Inspiring Older Readers

posted on 05 Dec 2016

The Evenings by Gerard Reve

This novel is generally thought to be a classic of post-war Dutch literature - a reputation that stretches well outside The Netherlands  and encompasses much of continental Europe. However, for some unaccountable reason this 2016 translation by Sam Garrett and published by Pushkin Press is the first to appear in the UK.

Originally published in1947, The Evenings was controversial from the outset. Author Gerard Reve was born into a Communist family background but rejected that in favour of the Catholic church – but he was never a conformist or a someone who accepted the dominant discourse. He was openly gay and he also deliberately introduced extreme eroticism into his writing – as Dalya Alberge notes in her review in The Guardian :

In 1966, he was prosecuted for blasphemy, after he published writings in which the narrator has sex with God, incarnated as a donkey.

In The Evenings it is not eroticism that is the focus of Reve’s attention but rather a kind of post-war nihilism that many have compared to Salinger’s Catcher in the Rye, Jack Kerouac's On The Road or even the writing of Albert Camus. Reve seemed to be genuinely surprised by its reception and tried quite hard to disassociate himself from its growing cult status:

“I wrote The Evenings because I was convinced I had to write it. That seems to me a good enough reason. I hoped that 10 of my friends would accept a free copy and that 20 people would buy the book out of pity and 10 others by mistake. Things turned out differently. It’s not my fault it caused such an uproar.”

The story as such is a simple one. Twenty-three year old office drone, Frits, spends ten evenings over the Christmas and the New Year period visiting friends, killing time and getting irritated by his parents ( who he still lives with). His nights often involve him in dreaming lurid and surreal dreams of death or destruction that contrast violently with the mundane nature of his real life. His closest confident is a toy rabbit that he talks to.

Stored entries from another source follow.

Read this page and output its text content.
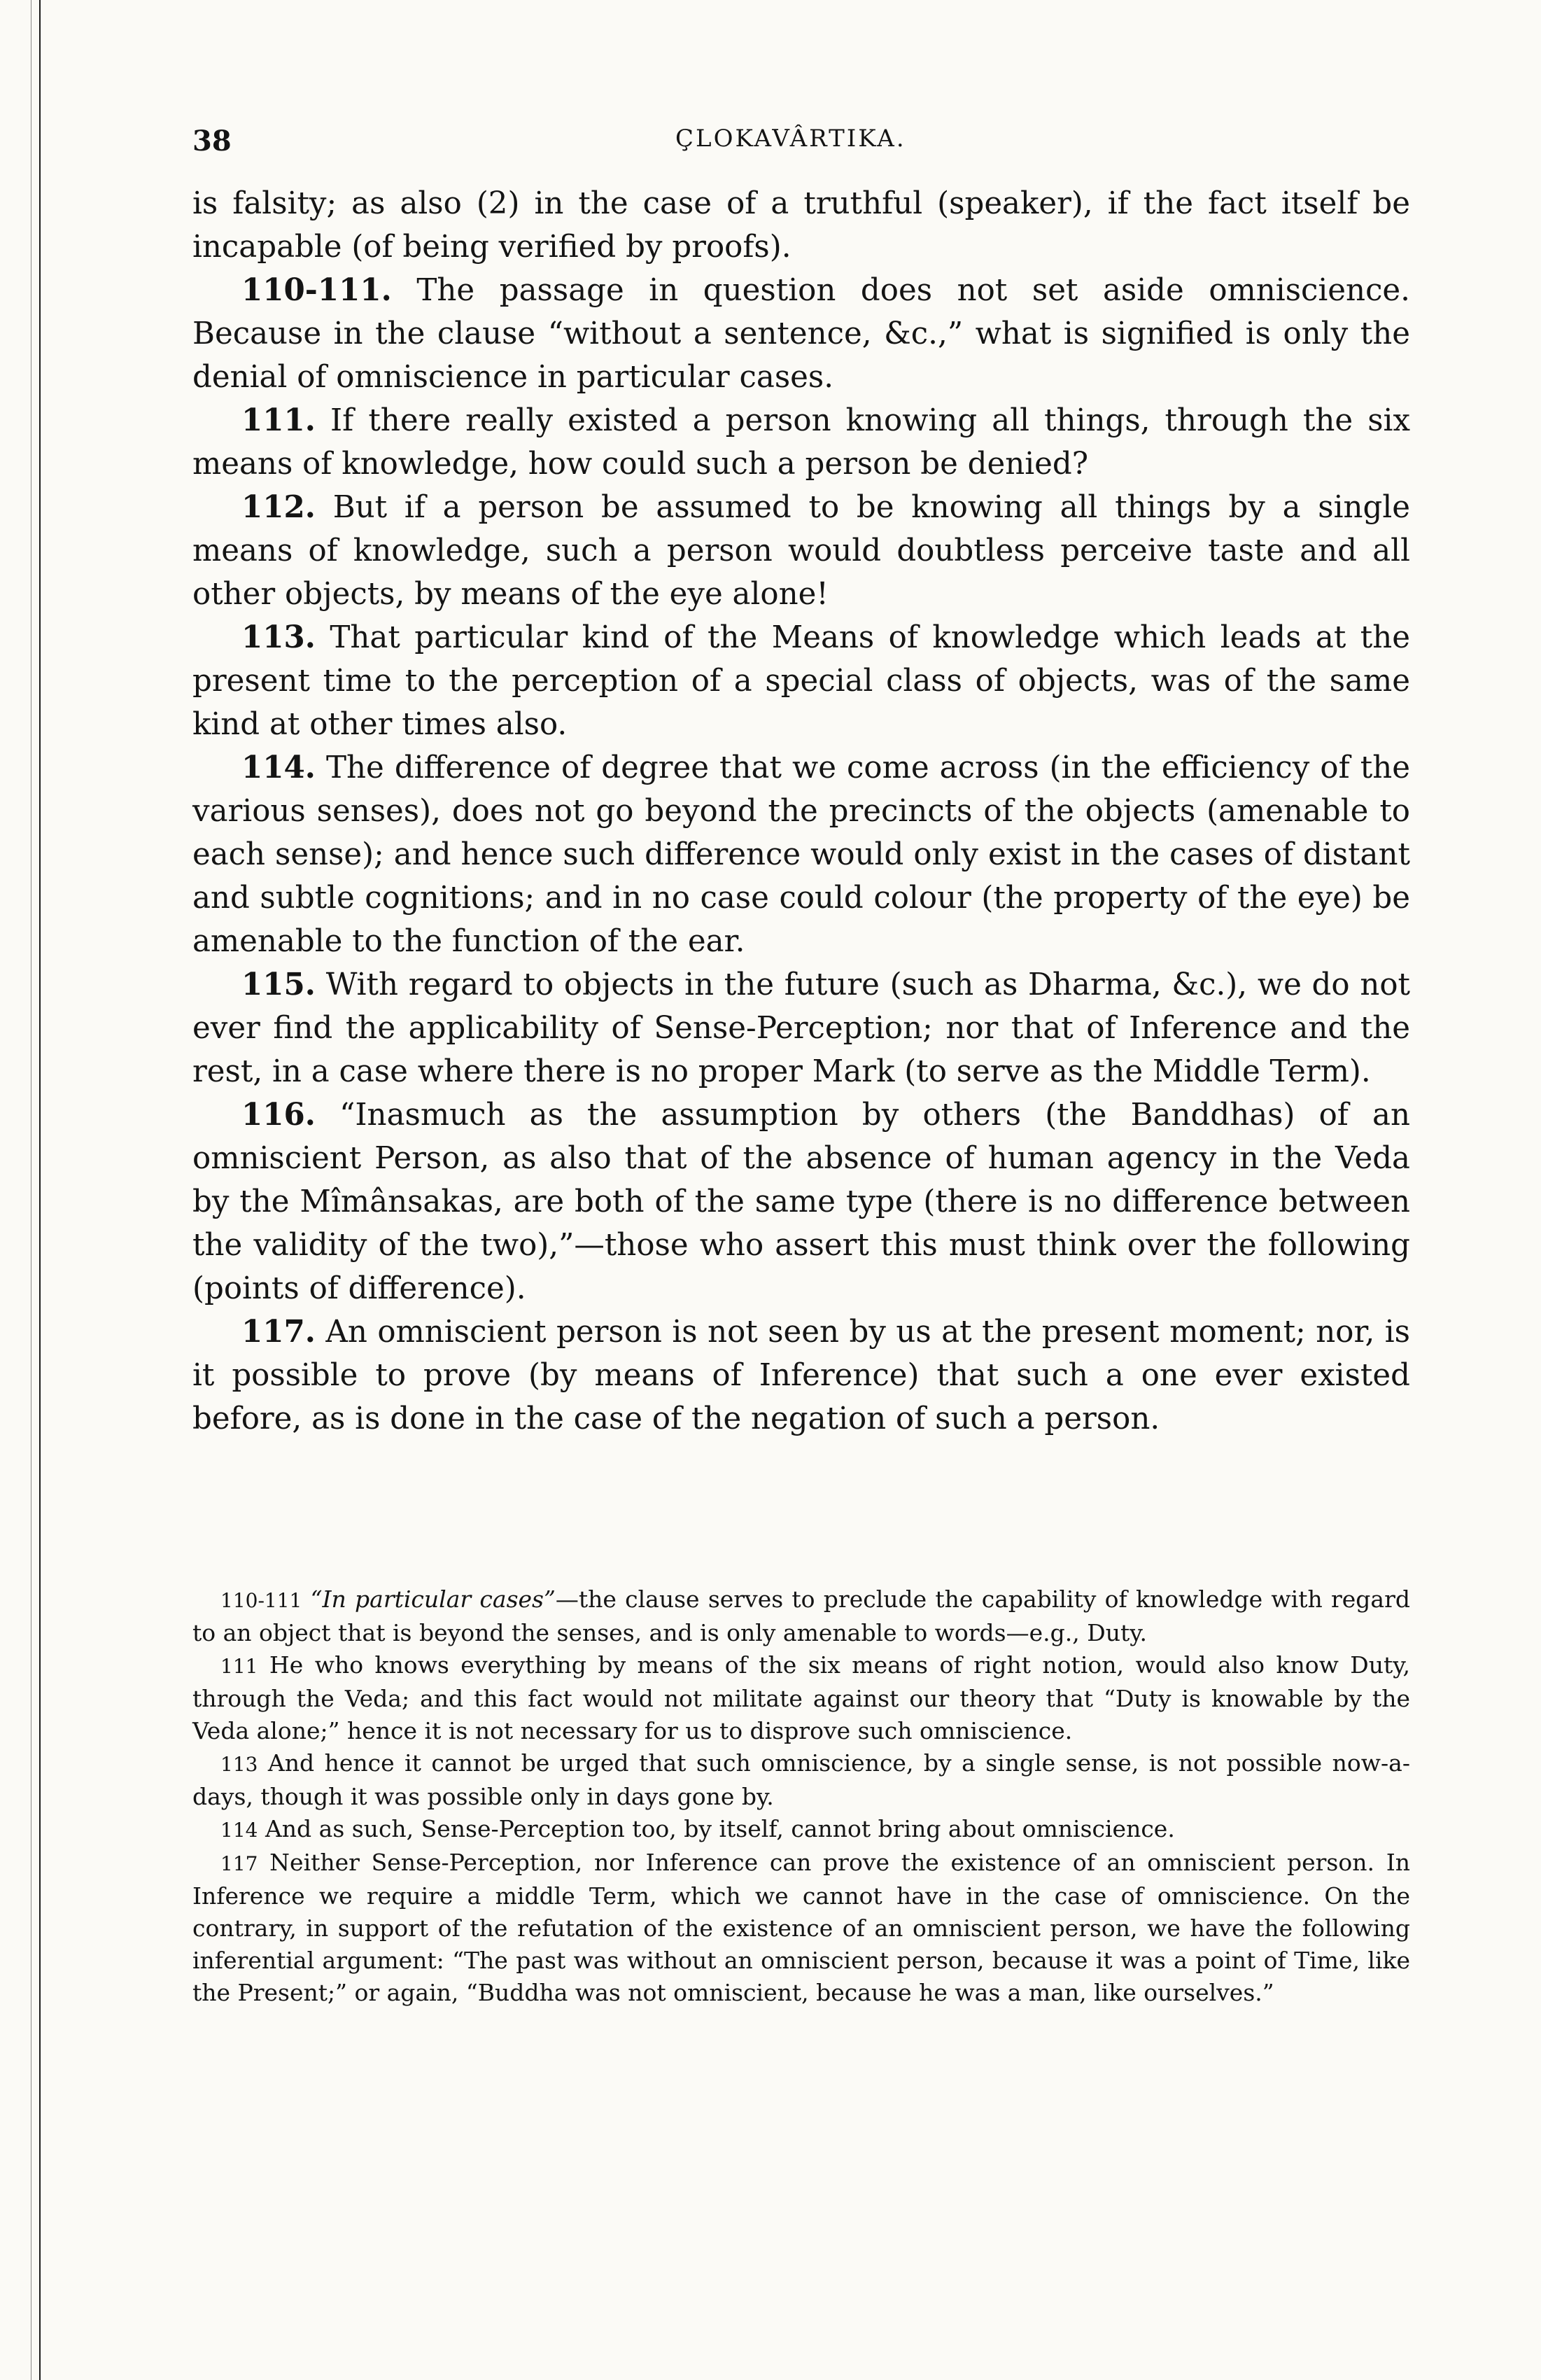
38	ÇLOKAVÂRTIKA.

is falsity; as also (2) in the case of a truthful (speaker), if the fact itself be incapable (of being verified by proofs).

110-111. The passage in question does not set aside omniscience. Because in the clause “without a sentence, &c.,” what is signified is only the denial of omniscience in particular cases.

111. If there really existed a person knowing all things, through the six means of knowledge, how could such a person be denied?

112. But if a person be assumed to be knowing all things by a single means of knowledge, such a person would doubtless perceive taste and all other objects, by means of the eye alone!

113. That particular kind of the Means of knowledge which leads at the present time to the perception of a special class of objects, was of the same kind at other times also.

114. The difference of degree that we come across (in the efficiency of the various senses), does not go beyond the precincts of the objects (amenable to each sense); and hence such difference would only exist in the cases of distant and subtle cognitions; and in no case could colour (the property of the eye) be amenable to the function of the ear.

115. With regard to objects in the future (such as Dharma, &c.), we do not ever find the applicability of Sense-Perception; nor that of Inference and the rest, in a case where there is no proper Mark (to serve as the Middle Term).

116. “Inasmuch as the assumption by others (the Banddhas) of an omniscient Person, as also that of the absence of human agency in the Veda by the Mîmânsakas, are both of the same type (there is no difference between the validity of the two),”—those who assert this must think over the following (points of difference).

117. An omniscient person is not seen by us at the present moment; nor, is it possible to prove (by means of Inference) that such a one ever existed before, as is done in the case of the negation of such a person.

110-111 “In particular cases”—the clause serves to preclude the capability of knowledge with regard to an object that is beyond the senses, and is only amenable to words—e.g., Duty.

111 He who knows everything by means of the six means of right notion, would also know Duty, through the Veda; and this fact would not militate against our theory that “Duty is knowable by the Veda alone;” hence it is not necessary for us to disprove such omniscience.

113 And hence it cannot be urged that such omniscience, by a single sense, is not possible now-a-days, though it was possible only in days gone by.

114 And as such, Sense-Perception too, by itself, cannot bring about omniscience.

117 Neither Sense-Perception, nor Inference can prove the existence of an omniscient person. In Inference we require a middle Term, which we cannot have in the case of omniscience. On the contrary, in support of the refutation of the existence of an omniscient person, we have the following inferential argument: “The past was without an omniscient person, because it was a point of Time, like the Present;” or again, “Buddha was not omniscient, because he was a man, like ourselves.”
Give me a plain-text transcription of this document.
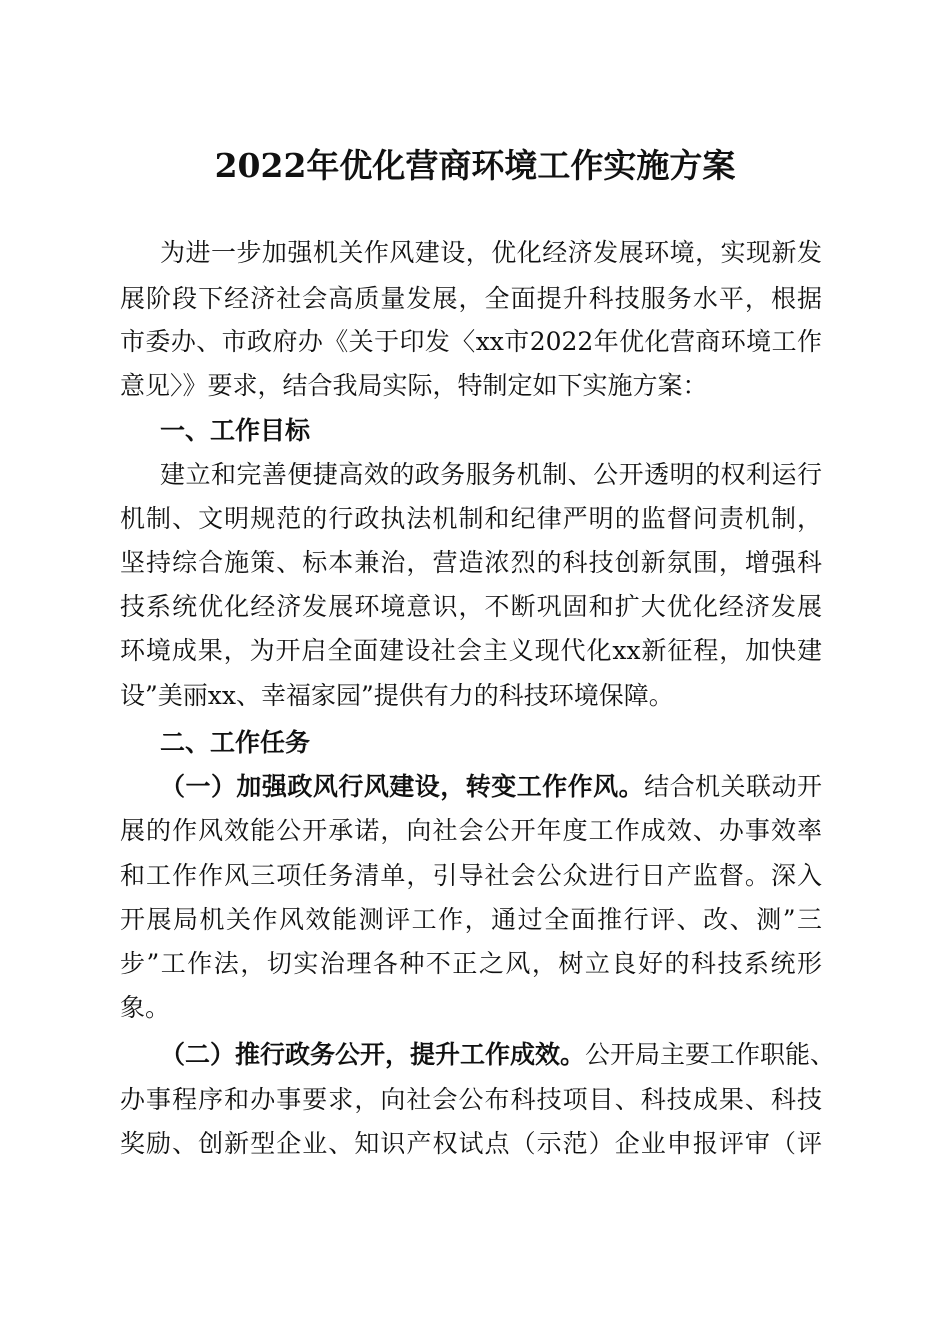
2022年优化营商环境工作实施方案
为进一步加强机关作风建设，优化经济发展环境，实现新发
展阶段下经济社会高质量发展，全面提升科技服务水平，根据
市委办、市政府办《关于印发〈xx市2022年优化营商环境工作
意见〉》要求，结合我局实际，特制定如下实施方案：
一、工作目标
建立和完善便捷高效的政务服务机制、公开透明的权利运行
机制、文明规范的行政执法机制和纪律严明的监督问责机制，
坚持综合施策、标本兼治，营造浓烈的科技创新氛围，增强科
技系统优化经济发展环境意识，不断巩固和扩大优化经济发展
环境成果，为开启全面建设社会主义现代化xx新征程，加快建
设”美丽xx、幸福家园”提供有力的科技环境保障。
二、工作任务
（一）加强政风行风建设，转变工作作风。结合机关联动开
展的作风效能公开承诺，向社会公开年度工作成效、办事效率
和工作作风三项任务清单，引导社会公众进行日产监督。深入
开展局机关作风效能测评工作，通过全面推行评、改、测”三
步”工作法，切实治理各种不正之风，树立良好的科技系统形
象。
（二）推行政务公开，提升工作成效。公开局主要工作职能、
办事程序和办事要求，向社会公布科技项目、科技成果、科技
奖励、创新型企业、知识产权试点（示范）企业申报评审（评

What we really engage with however is Frits’ point-of-view running commentary. His relationship with his mother and father, his brother and family and his long-suffering friends is what really fascinates. He is the teller of usually wholly inappropriate ‘funny stories’, he seems to be obsessed with hair loss and constantly chivvies and childes  his friends about this. When he’s left on his own he seems morbidly fascinated by his surroundings which take on a slightly sinister or alien demeanour. While all of this is going on we get constant snippets of his internal monologue which is commenting on his or other people’s actions.

This is very much a book about time and the passage of time. It’s impossible to read this book quickly because the pace of the writing and the detail of the passing hours requires you to plod along with it. The emptiness of suburban life is, literally on occasions, being ticked away by Frits as he watches his days slip away with nothing significant happening.

He is often irritated by his parents and their behaviour in a way most of us will recognise from our own youth but that doesn’t mean he’s incapable of genuine affection towards them – he just doesn’t show it, much in the same way as we neglect to show our affection to those we live with on a day to day basis.

Frits is undeniably real – but while we recognise that we’re also glad he’s not like us ( or at least so we suppose). It’s probably that shock of recognition that has led to so many people being simultaneously outraged by the book and at the same time making it into an enduring classic.

I have to be honest and say that for the first two thirds of the book I thought I was reading something that was genuinely remarkable and that this was, in the old cliché, a lost masterpiece – or perhaps more accurately a masterpiece that had been lost to UK readers until now. However, both my patience with Frits and with the overall sensibility of the novel began to flag noticeably after that point and by the end I was both a little bored and a little irritated.

I suspect this will be a book that will divide opinion – I can’t see it being a popular runaway hit with a general readership but I suspect that lovers of literary fiction will be intrigued by it and that they will find plenty in here that casts a light on the European post-war mind. I think I will need to read this again at some point in the not too distant future to make up my mind about it – but that’s not a bad thing.